Pisquei, surpresa com aquelas palavras. Ele não estava pensando apenas em si mesmo, mas em mim... Como eu poderia lhe dizer que não me importava com meu destino exatamente porque havia perdido aquilo que amava?

- Uma jóia sem dono não tem futuro... – Sorri, pela primeira vez naquele dia, erguendo a mão direita quando ele ameaçou me interromper. – Assim como uma mulher que não pode ser amada não tem vida.

- Kikyou...

- Eu o amava tanto – Murmurei, parando qualquer que fossem as palavras que ele pensava em pronunciar. – Desisti de tanto para poder ficar a seu lado e... – Minha voz falhou, desacostumada a expressar o que sentia, mas forcei-me a continuar. - Fui a culpada por sua morte.

- Do que diabos está falando? O velho me disse—

- Sesshoumaru estava procurando outra jóia. – O sorriso continuou em meus lábios enquanto as palavras deixavam meus lábios sem que eu pudesse pará-las. Respirei fundo, ignorando o silêncio que se seguiu – Você tinha razão, ele nunca me viu como algo além de um objeto... Acho que perdi o valor...

- Kikyou... – Ele se aproximou e eu me afastei, sentando na primeira coisa que colidiu contra minhas pernas no processo.

- Eu não pretendia viver, mas acho que você tinha razão quando disse que meu cérebro não funciona de modo apropriado.

- Como?

- Veneno. – Respondi simplesmente, sem poder encará-lo.
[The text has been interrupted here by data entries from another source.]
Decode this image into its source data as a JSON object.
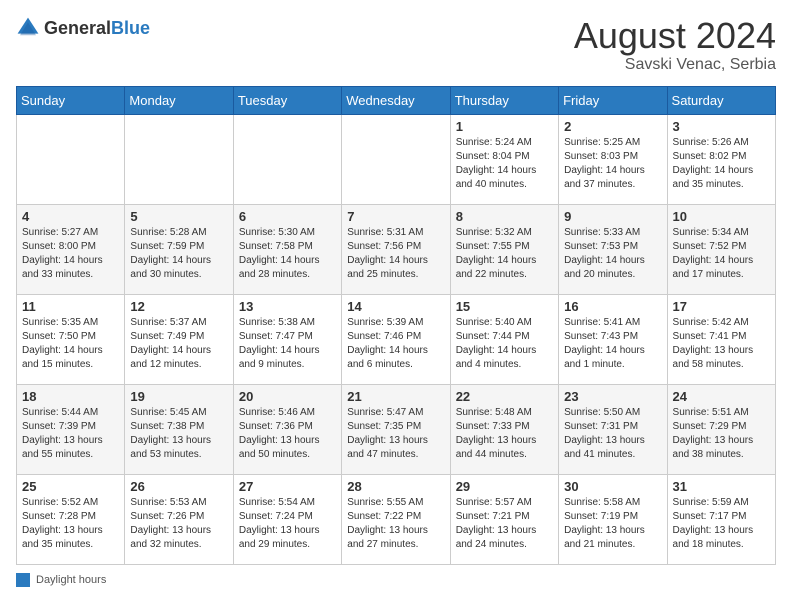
{
  "header": {
    "logo_general": "General",
    "logo_blue": "Blue",
    "month_year": "August 2024",
    "location": "Savski Venac, Serbia"
  },
  "days_of_week": [
    "Sunday",
    "Monday",
    "Tuesday",
    "Wednesday",
    "Thursday",
    "Friday",
    "Saturday"
  ],
  "footer": {
    "label": "Daylight hours"
  },
  "weeks": [
    [
      {
        "day": "",
        "sunrise": "",
        "sunset": "",
        "daylight": ""
      },
      {
        "day": "",
        "sunrise": "",
        "sunset": "",
        "daylight": ""
      },
      {
        "day": "",
        "sunrise": "",
        "sunset": "",
        "daylight": ""
      },
      {
        "day": "",
        "sunrise": "",
        "sunset": "",
        "daylight": ""
      },
      {
        "day": "1",
        "sunrise": "5:24 AM",
        "sunset": "8:04 PM",
        "daylight": "14 hours and 40 minutes."
      },
      {
        "day": "2",
        "sunrise": "5:25 AM",
        "sunset": "8:03 PM",
        "daylight": "14 hours and 37 minutes."
      },
      {
        "day": "3",
        "sunrise": "5:26 AM",
        "sunset": "8:02 PM",
        "daylight": "14 hours and 35 minutes."
      }
    ],
    [
      {
        "day": "4",
        "sunrise": "5:27 AM",
        "sunset": "8:00 PM",
        "daylight": "14 hours and 33 minutes."
      },
      {
        "day": "5",
        "sunrise": "5:28 AM",
        "sunset": "7:59 PM",
        "daylight": "14 hours and 30 minutes."
      },
      {
        "day": "6",
        "sunrise": "5:30 AM",
        "sunset": "7:58 PM",
        "daylight": "14 hours and 28 minutes."
      },
      {
        "day": "7",
        "sunrise": "5:31 AM",
        "sunset": "7:56 PM",
        "daylight": "14 hours and 25 minutes."
      },
      {
        "day": "8",
        "sunrise": "5:32 AM",
        "sunset": "7:55 PM",
        "daylight": "14 hours and 22 minutes."
      },
      {
        "day": "9",
        "sunrise": "5:33 AM",
        "sunset": "7:53 PM",
        "daylight": "14 hours and 20 minutes."
      },
      {
        "day": "10",
        "sunrise": "5:34 AM",
        "sunset": "7:52 PM",
        "daylight": "14 hours and 17 minutes."
      }
    ],
    [
      {
        "day": "11",
        "sunrise": "5:35 AM",
        "sunset": "7:50 PM",
        "daylight": "14 hours and 15 minutes."
      },
      {
        "day": "12",
        "sunrise": "5:37 AM",
        "sunset": "7:49 PM",
        "daylight": "14 hours and 12 minutes."
      },
      {
        "day": "13",
        "sunrise": "5:38 AM",
        "sunset": "7:47 PM",
        "daylight": "14 hours and 9 minutes."
      },
      {
        "day": "14",
        "sunrise": "5:39 AM",
        "sunset": "7:46 PM",
        "daylight": "14 hours and 6 minutes."
      },
      {
        "day": "15",
        "sunrise": "5:40 AM",
        "sunset": "7:44 PM",
        "daylight": "14 hours and 4 minutes."
      },
      {
        "day": "16",
        "sunrise": "5:41 AM",
        "sunset": "7:43 PM",
        "daylight": "14 hours and 1 minute."
      },
      {
        "day": "17",
        "sunrise": "5:42 AM",
        "sunset": "7:41 PM",
        "daylight": "13 hours and 58 minutes."
      }
    ],
    [
      {
        "day": "18",
        "sunrise": "5:44 AM",
        "sunset": "7:39 PM",
        "daylight": "13 hours and 55 minutes."
      },
      {
        "day": "19",
        "sunrise": "5:45 AM",
        "sunset": "7:38 PM",
        "daylight": "13 hours and 53 minutes."
      },
      {
        "day": "20",
        "sunrise": "5:46 AM",
        "sunset": "7:36 PM",
        "daylight": "13 hours and 50 minutes."
      },
      {
        "day": "21",
        "sunrise": "5:47 AM",
        "sunset": "7:35 PM",
        "daylight": "13 hours and 47 minutes."
      },
      {
        "day": "22",
        "sunrise": "5:48 AM",
        "sunset": "7:33 PM",
        "daylight": "13 hours and 44 minutes."
      },
      {
        "day": "23",
        "sunrise": "5:50 AM",
        "sunset": "7:31 PM",
        "daylight": "13 hours and 41 minutes."
      },
      {
        "day": "24",
        "sunrise": "5:51 AM",
        "sunset": "7:29 PM",
        "daylight": "13 hours and 38 minutes."
      }
    ],
    [
      {
        "day": "25",
        "sunrise": "5:52 AM",
        "sunset": "7:28 PM",
        "daylight": "13 hours and 35 minutes."
      },
      {
        "day": "26",
        "sunrise": "5:53 AM",
        "sunset": "7:26 PM",
        "daylight": "13 hours and 32 minutes."
      },
      {
        "day": "27",
        "sunrise": "5:54 AM",
        "sunset": "7:24 PM",
        "daylight": "13 hours and 29 minutes."
      },
      {
        "day": "28",
        "sunrise": "5:55 AM",
        "sunset": "7:22 PM",
        "daylight": "13 hours and 27 minutes."
      },
      {
        "day": "29",
        "sunrise": "5:57 AM",
        "sunset": "7:21 PM",
        "daylight": "13 hours and 24 minutes."
      },
      {
        "day": "30",
        "sunrise": "5:58 AM",
        "sunset": "7:19 PM",
        "daylight": "13 hours and 21 minutes."
      },
      {
        "day": "31",
        "sunrise": "5:59 AM",
        "sunset": "7:17 PM",
        "daylight": "13 hours and 18 minutes."
      }
    ]
  ]
}
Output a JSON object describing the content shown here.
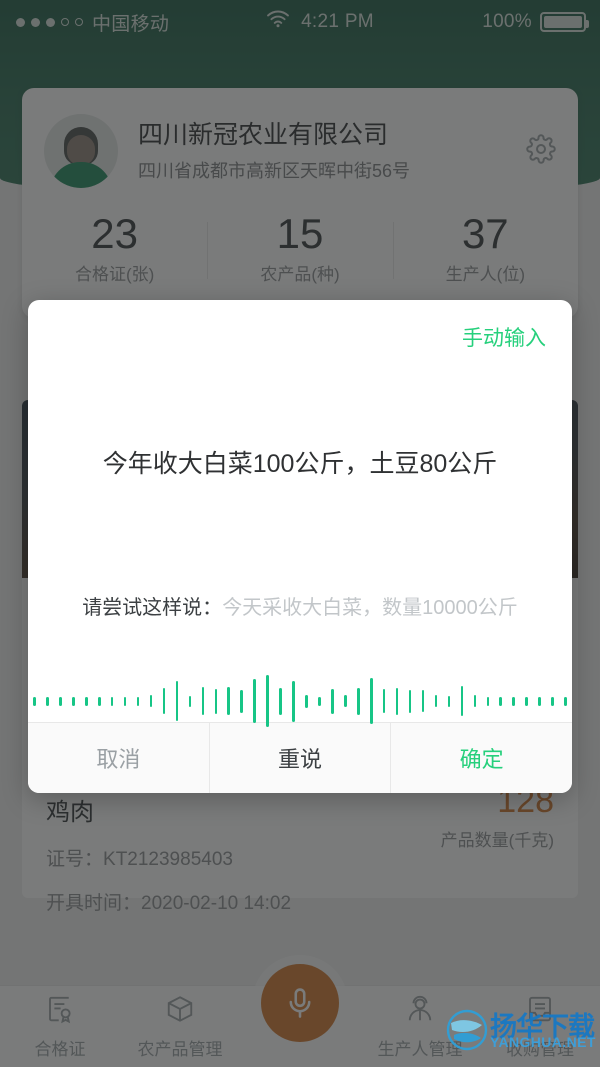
{
  "status_bar": {
    "carrier": "中国移动",
    "signal_dots": [
      true,
      true,
      true,
      false,
      false
    ],
    "wifi_icon": "wifi-icon",
    "time": "4:21 PM",
    "battery_percent": "100%",
    "battery_icon": "battery-full-icon"
  },
  "company_card": {
    "avatar_icon": "user-avatar",
    "name": "四川新冠农业有限公司",
    "address": "四川省成都市高新区天晖中街56号",
    "settings_icon": "gear-icon",
    "stats": [
      {
        "value": "23",
        "label": "合格证(张)"
      },
      {
        "value": "15",
        "label": "农产品(种)"
      },
      {
        "value": "37",
        "label": "生产人(位)"
      }
    ]
  },
  "certificate_card": {
    "product": "鸡肉",
    "cert_no_label": "证号：",
    "cert_no": "KT2123985403",
    "issue_label": "开具时间：",
    "issue_time": "2020-02-10 14:02",
    "quantity": "128",
    "quantity_label": "产品数量(千克)"
  },
  "voice_dialog": {
    "manual_input_label": "手动输入",
    "recognized_text": "今年收大白菜100公斤，土豆80公斤",
    "hint_lead": "请尝试这样说：",
    "hint_example": "今天采收大白菜，数量10000公斤",
    "waveform_icon": "audio-waveform",
    "waveform_heights": [
      9,
      9,
      9,
      9,
      9,
      9,
      9,
      9,
      9,
      12,
      26,
      40,
      11,
      28,
      25,
      28,
      23,
      44,
      52,
      27,
      41,
      13,
      9,
      25,
      12,
      27,
      46,
      24,
      27,
      23,
      22,
      12,
      11,
      30,
      12,
      9,
      9,
      9,
      9,
      9,
      9,
      9
    ],
    "buttons": [
      {
        "label": "取消",
        "name": "cancel"
      },
      {
        "label": "重说",
        "name": "redo"
      },
      {
        "label": "确定",
        "name": "confirm"
      }
    ],
    "accent_color": "#26d07c",
    "wave_color": "#17c586"
  },
  "tab_bar": {
    "items": [
      {
        "label": "合格证",
        "icon": "certificate-icon"
      },
      {
        "label": "农产品管理",
        "icon": "box-icon"
      },
      {
        "label": "",
        "icon": "microphone-icon"
      },
      {
        "label": "生产人管理",
        "icon": "worker-icon"
      },
      {
        "label": "收购管理",
        "icon": "inbox-icon"
      }
    ]
  },
  "watermark": {
    "title": "扬华下载",
    "subtitle": "YANGHUA.NET"
  }
}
Não queria ver o desapontamento em seus olhos, não queria vê-lo sair dali para contar meu crime aos outros. – Eu fiquei ao lado dele, eu o amei e... Não me importei de viver sem amor, sem liberdade, mas... Ser trocada desse modo... Eu... Eu...

- Fuja comigo.

- O que? – Levantei a cabeça, surpresa e confusa. Qualquer que fosse a reação que eu esperava de InuYasha, uma nova oferta de liberdade não estava entre eles. – Do que está falando?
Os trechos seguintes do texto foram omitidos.